Yes, the time lag in communication with autonomous vehicles on other planets is much greater than the time lag in communication on Earth. But the issues are still the same. And, yes, humans are able to navigate their environments much better than their autonomous vehicles do. That's why I think it is way too early to start deploying self-driving robotic vehicles on the same streets that human drivers drive on. The technology is not ready, although it is useful in augmenting the performance of human drivers.


Even if our future is unknown, if you are convinced by former influences that the possible future that awaits you is the best, even if it is wrong, then you didn't make a free will choice, you could even adjust your choice as you get more and more information, but again these would be influences. And if you are not in control of these influences then it is a valid argument that you don't have free will.

Let's get this straight once and for all. The future is unknown. Not "if it is unknown". It is unknown to every human being who makes any decision about anything. So we are always confronted with choices, and we calculate the optimal path to achieve the most desirable outcome. Always. Choice is a fully determined process, but we always make those choices without actually knowing that the optimal path will achieve the results we desire. We observe the actual results of our choices and then decide whether to repeat that behavior or modify our decisions when similar choices confront us in the future. We are free to change the future, not the past.

Again it depends on how you look at it. If I throw a rock at you and you dodge it, then the rock is the reason for your movement. If you go get water it's probably because you are thirsty. You don't get thirsty because you go to drink water.

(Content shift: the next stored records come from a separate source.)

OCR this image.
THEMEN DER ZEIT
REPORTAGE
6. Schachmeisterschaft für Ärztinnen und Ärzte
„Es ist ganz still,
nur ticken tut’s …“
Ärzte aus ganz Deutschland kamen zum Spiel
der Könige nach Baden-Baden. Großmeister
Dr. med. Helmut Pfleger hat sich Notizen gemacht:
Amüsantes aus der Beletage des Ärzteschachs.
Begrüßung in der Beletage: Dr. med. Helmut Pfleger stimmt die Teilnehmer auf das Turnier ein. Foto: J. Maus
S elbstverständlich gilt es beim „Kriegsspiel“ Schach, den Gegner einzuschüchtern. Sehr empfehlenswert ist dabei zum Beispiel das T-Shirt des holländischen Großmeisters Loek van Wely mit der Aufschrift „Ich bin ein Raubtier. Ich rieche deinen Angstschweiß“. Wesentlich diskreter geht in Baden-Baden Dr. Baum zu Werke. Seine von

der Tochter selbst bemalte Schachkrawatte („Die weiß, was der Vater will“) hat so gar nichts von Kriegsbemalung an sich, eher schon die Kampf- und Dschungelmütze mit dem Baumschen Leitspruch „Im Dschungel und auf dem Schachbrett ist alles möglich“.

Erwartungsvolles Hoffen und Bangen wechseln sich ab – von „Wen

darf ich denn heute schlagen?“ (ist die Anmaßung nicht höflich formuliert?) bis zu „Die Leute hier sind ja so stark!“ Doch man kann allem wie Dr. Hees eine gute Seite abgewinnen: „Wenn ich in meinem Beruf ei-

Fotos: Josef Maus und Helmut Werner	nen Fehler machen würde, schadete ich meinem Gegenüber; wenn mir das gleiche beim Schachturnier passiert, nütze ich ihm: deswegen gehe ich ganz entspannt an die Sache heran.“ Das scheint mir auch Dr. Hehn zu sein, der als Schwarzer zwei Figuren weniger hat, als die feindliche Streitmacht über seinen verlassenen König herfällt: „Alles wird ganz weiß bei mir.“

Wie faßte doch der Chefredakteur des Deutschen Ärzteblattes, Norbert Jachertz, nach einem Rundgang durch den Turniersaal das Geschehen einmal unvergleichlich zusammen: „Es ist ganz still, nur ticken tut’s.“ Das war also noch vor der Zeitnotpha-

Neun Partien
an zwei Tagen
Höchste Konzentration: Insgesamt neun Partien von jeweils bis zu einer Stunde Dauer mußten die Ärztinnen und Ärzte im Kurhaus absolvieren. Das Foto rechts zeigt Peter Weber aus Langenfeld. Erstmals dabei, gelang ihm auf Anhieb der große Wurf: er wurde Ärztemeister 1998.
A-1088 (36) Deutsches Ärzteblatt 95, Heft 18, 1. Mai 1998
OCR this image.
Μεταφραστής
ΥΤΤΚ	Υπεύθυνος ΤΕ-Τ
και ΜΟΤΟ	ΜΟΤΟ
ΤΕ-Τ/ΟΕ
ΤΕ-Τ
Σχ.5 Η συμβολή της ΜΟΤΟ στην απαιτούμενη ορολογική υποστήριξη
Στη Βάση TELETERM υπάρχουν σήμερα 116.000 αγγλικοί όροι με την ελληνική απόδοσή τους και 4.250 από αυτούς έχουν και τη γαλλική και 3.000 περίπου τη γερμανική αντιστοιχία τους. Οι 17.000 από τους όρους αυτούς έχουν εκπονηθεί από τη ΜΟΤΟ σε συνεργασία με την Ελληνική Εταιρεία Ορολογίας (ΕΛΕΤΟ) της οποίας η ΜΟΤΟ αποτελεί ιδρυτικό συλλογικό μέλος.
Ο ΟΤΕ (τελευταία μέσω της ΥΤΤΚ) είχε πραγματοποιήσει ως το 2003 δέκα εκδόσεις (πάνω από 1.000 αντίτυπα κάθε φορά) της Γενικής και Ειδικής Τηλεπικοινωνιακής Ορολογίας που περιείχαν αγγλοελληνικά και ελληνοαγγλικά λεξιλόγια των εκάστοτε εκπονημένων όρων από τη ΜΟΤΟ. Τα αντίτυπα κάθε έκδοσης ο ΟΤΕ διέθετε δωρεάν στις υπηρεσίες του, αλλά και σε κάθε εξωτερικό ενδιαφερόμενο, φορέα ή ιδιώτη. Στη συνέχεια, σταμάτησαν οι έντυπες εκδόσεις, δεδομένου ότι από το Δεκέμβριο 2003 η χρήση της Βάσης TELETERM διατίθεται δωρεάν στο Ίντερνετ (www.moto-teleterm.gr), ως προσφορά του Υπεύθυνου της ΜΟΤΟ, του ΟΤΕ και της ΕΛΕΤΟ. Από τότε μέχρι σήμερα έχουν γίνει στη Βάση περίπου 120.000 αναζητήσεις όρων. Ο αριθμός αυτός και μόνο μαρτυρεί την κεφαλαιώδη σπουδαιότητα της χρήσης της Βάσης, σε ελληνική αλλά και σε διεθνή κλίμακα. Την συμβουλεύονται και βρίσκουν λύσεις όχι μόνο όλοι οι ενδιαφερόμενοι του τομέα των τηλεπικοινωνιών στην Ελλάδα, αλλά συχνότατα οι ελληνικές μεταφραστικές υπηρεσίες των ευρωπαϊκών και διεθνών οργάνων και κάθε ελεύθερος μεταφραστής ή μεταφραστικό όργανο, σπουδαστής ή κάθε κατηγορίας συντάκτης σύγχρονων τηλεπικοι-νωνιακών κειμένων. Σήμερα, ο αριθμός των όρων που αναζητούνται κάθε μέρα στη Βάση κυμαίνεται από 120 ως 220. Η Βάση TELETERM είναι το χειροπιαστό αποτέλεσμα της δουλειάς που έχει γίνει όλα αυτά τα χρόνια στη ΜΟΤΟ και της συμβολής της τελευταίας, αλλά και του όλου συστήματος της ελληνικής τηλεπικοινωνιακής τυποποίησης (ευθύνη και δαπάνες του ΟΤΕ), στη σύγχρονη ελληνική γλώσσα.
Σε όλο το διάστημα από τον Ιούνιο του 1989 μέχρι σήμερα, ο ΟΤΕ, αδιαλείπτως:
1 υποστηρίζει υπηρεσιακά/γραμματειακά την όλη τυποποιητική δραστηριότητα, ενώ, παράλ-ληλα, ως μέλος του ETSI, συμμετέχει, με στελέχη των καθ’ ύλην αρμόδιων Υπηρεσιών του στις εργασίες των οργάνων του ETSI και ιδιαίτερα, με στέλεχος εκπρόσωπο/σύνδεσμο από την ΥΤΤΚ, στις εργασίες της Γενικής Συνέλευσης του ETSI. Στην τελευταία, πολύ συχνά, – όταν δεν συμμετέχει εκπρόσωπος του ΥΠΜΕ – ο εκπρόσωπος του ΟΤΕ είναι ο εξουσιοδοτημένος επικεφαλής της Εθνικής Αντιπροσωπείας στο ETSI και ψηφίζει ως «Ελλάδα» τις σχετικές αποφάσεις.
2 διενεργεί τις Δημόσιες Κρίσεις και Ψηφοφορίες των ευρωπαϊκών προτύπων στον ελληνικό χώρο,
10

But the rock is not the sole reason for my movement. It is just part of a set of antecedent events that are the reason for my movement. Past experiences have prepared me to duck flying rocks. That's part of what happens when we go through childhood. We figure out how to avoid flying rocks, among other things that try to hit us. You keep returning to this idea that determinism is somehow incompatible with making free choices, but our freedom is in having unimpeded control of our behavior and in the ability to modify future behavior. It is not freedom from causal determinacy. Contemporary robots also have control over their own behavior, but in a far more limited sense.

...The part where I kicked the ball intentionally, yes. The part where it hit someone in the head, not necessarily. It could have been aimed deliberately or just an accident.

This is where the issue of tracking it all the way back becomes an issue in the deterministic world view, there wasn't an option for you to not hit the person in the head.

Again I don't say I agree, simply that this is their argument.

Whose argument? Not mine. In my view, there was an option not to hit the person in the head, if it was my intention to aim the ball at his head. I chose the option to hit him in the head. I may regret that in retrospect and modify my choices in the future under similar circumstances. But I am still fully responsible for the choice I made and have to live with the consequences. Why would you ever believe that I didn't have a choice? When called out for my bad decision, I can always say "Mistakes were made", but everyone knows, including myself, who made the mistake. The only choice I don't have is to go back and change the past. We are not free to do that, but we only ever exercise free will in the moment where we face an uncertain future.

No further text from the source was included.